From relation (3) we obtain that (where the sum $\sum$ extends to $a,b,c$)

$$R=1\;\Leftrightarrow\;(\sum a^2+12)d^2=d^4+2(\sum a^2+4)d^2$$
 $$\Leftrightarrow\;\sum a^2+12=d^2+2\sum a^2+8$$

$$\Leftrightarrow\;\;\sum a^2+d^2=4$$

so we got precisely condition (1). This demonstrates the required equivalence.

$\blacksquare$


          REMARK

          As Mr. Leo Giugiuc stated, in a personal message, the implication $\Rightarrow$ in (E) can be proved using trigonometric substitutions.

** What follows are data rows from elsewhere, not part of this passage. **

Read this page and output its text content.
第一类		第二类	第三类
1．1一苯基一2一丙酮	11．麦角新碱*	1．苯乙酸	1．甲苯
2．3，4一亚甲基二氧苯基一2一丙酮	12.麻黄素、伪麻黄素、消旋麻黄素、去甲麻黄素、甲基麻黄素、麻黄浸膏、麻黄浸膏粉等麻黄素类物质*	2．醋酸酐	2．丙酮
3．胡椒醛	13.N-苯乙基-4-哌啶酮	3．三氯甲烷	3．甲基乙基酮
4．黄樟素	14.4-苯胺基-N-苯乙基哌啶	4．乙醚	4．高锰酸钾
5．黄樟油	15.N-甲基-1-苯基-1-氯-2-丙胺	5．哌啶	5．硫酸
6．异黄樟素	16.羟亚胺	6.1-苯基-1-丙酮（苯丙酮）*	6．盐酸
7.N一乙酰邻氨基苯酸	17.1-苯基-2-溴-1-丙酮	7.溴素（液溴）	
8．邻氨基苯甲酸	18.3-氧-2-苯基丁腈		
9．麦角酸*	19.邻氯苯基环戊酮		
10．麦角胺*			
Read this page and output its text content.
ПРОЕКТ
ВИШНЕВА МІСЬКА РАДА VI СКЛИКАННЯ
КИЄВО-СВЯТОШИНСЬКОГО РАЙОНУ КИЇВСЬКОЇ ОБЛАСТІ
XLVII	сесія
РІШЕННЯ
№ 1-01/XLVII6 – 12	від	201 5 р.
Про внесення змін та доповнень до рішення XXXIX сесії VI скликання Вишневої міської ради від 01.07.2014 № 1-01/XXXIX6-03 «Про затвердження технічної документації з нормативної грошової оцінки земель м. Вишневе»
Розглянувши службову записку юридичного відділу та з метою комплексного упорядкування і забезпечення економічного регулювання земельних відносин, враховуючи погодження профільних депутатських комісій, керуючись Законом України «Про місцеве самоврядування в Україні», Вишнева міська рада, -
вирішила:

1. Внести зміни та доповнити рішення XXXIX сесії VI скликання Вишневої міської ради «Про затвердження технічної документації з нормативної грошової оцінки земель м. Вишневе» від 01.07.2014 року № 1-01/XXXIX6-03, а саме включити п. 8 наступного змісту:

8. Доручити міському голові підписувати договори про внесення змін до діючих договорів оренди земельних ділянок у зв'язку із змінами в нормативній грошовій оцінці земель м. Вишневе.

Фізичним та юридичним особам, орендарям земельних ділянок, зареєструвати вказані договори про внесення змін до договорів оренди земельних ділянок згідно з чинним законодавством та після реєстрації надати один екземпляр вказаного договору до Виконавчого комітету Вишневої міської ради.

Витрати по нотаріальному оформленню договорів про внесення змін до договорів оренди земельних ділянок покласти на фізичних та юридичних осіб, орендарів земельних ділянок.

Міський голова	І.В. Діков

     Indeed, from $a^2+b^2+c^2+abc=4$ it result $\;a^2,b^2,c^2\; \leq 4$, so let's put

$$a=2\sin \alpha,\;b=2 \sin \beta,\;\;\alpha, \beta\;\in (0, \frac{\pi}{2}].$$

Then $c$ is the positive solution of the second degree equation

$$c^2+4c \sin \alpha \cdot \sin \beta+4\sin^2 \alpha+4\sin^2 \beta-4=0,$$

for which we have $\Delta^{'}_c=4\sin^2\alpha \cdot \sin^2 \beta -4\sin^2 \alpha-4\sin^2 \beta+4=4(1-\sin^2\alpha)(1-\sin^2 \beta)=4 \cos^2 \alpha \cdot\cos^2 \beta),$

$$c=\frac{-2 \sin \alpha \cdot \sin \beta +\sqrt{\Delta^{'}_c}}{1}=2\cos \alpha \cdot \cos \beta - 2 \sin \alpha \cdot \sin \beta=2\cos (\alpha+\beta).$$

     Further we have $\frac{a}{2a+bc}=\frac{2\sin \alpha}{4\sin \alpha+2\sin \beta \cdot 2\cos(\alpha+\beta)}=\frac{\sin \alpha}{2(\sin\alpha+\sin \beta \cdot \cos(\alpha+\beta))}=$

$=\frac{\sin \alpha}{2(\sin \alpha +\cos \alpha \cdot \cos \beta \cdot \sin \beta-\sin \alpha \cdot \sin^2 \beta)}=\frac{\sin \alpha}{2(\cos \alpha \cdot \cos \beta \cdot \sin \beta+\sin \alpha(1-\sin^2 \beta))}=\frac{\sin \alpha}{2\cos \beta(\cos \alpha \cdot \sin \beta+\sin \alpha \cdot \cos \beta}.$

So, repeating the same kind of calculations, we got 

$$\frac{a}{2a+bc}=\frac{\sin \alpha}{2\cos \beta \cdot \sin (\alpha+\beta)},\;\frac{b}{2b+ac}=\frac{\sin \beta}{2\cos \alpha \cdot \sin(\alpha+\beta)},\;\frac{c}{2c+ab}=\frac{\cos(\alpha+\beta)}{2\cos\alpha \cdot \cos \beta}.$$

     Then

$R=\frac{\sin \alpha}{2\cos \beta \cdot \sin(\alpha+\beta)}+\frac{\sin \beta}{2 \cos \alpha \cdot \sin(\alpha+\beta)}+\frac{\cos(\alpha+\beta)}{2\cos \alpha \cdot \cos \beta}=\frac{\sin \alpha \cdot \cos \alpha+\sin \beta \cdot \cos \beta}{2\cos \alpha \cdot \cos \beta \cdot \sin(\alpha+\beta)}+\frac{\cos(\alpha+\beta)}{2\cos \alpha \cdot \cos \beta}=$

$=\frac{\sin 2\alpha+\sin 2\beta}{4\cos \alpha \cdot \cos \beta \cdot \sin(\alpha+\beta) }+\frac{\cos(\alpha+\beta)}{2\cos \alpha \cdot \cos \beta}=\frac{2\sin (\alpha+\beta)\cdot \cos(\alpha-\beta)}{4\cos \alpha \cdot\cos \beta \cdot \sin(\alpha+\beta)}+\frac{\cos(\alpha+\beta)}{2\cos \alpha \cdot \cos \beta}=\frac{\cos(\alpha-\beta)}{2\cos \alpha \cdot \cos \beta}+\frac{\cos(\alpha+\beta)}{2\cos \alpha \cdot \cos \beta}=$

$=\frac{\cos(\alpha -\beta)+\cos(\alpha+\beta)}{2\cos \alpha \cdot \cos \beta}=\frac{2\cos \alpha \cdot \cos \beta}{2\cos \alpha \cdot \cos\beta}=1$.

END REM


BIRO ISTVAN makes substitutions $x=\frac{bc}{a},\;y=\frac{ca}{b},\;z=\frac{ab}{c}$ and has a simpler calculation to make.

LEO GIUGIUC points to another inequality that starts from the same hypothesis.

Kunihiko Chikaya makes an equally difficult calculation but proves both implications.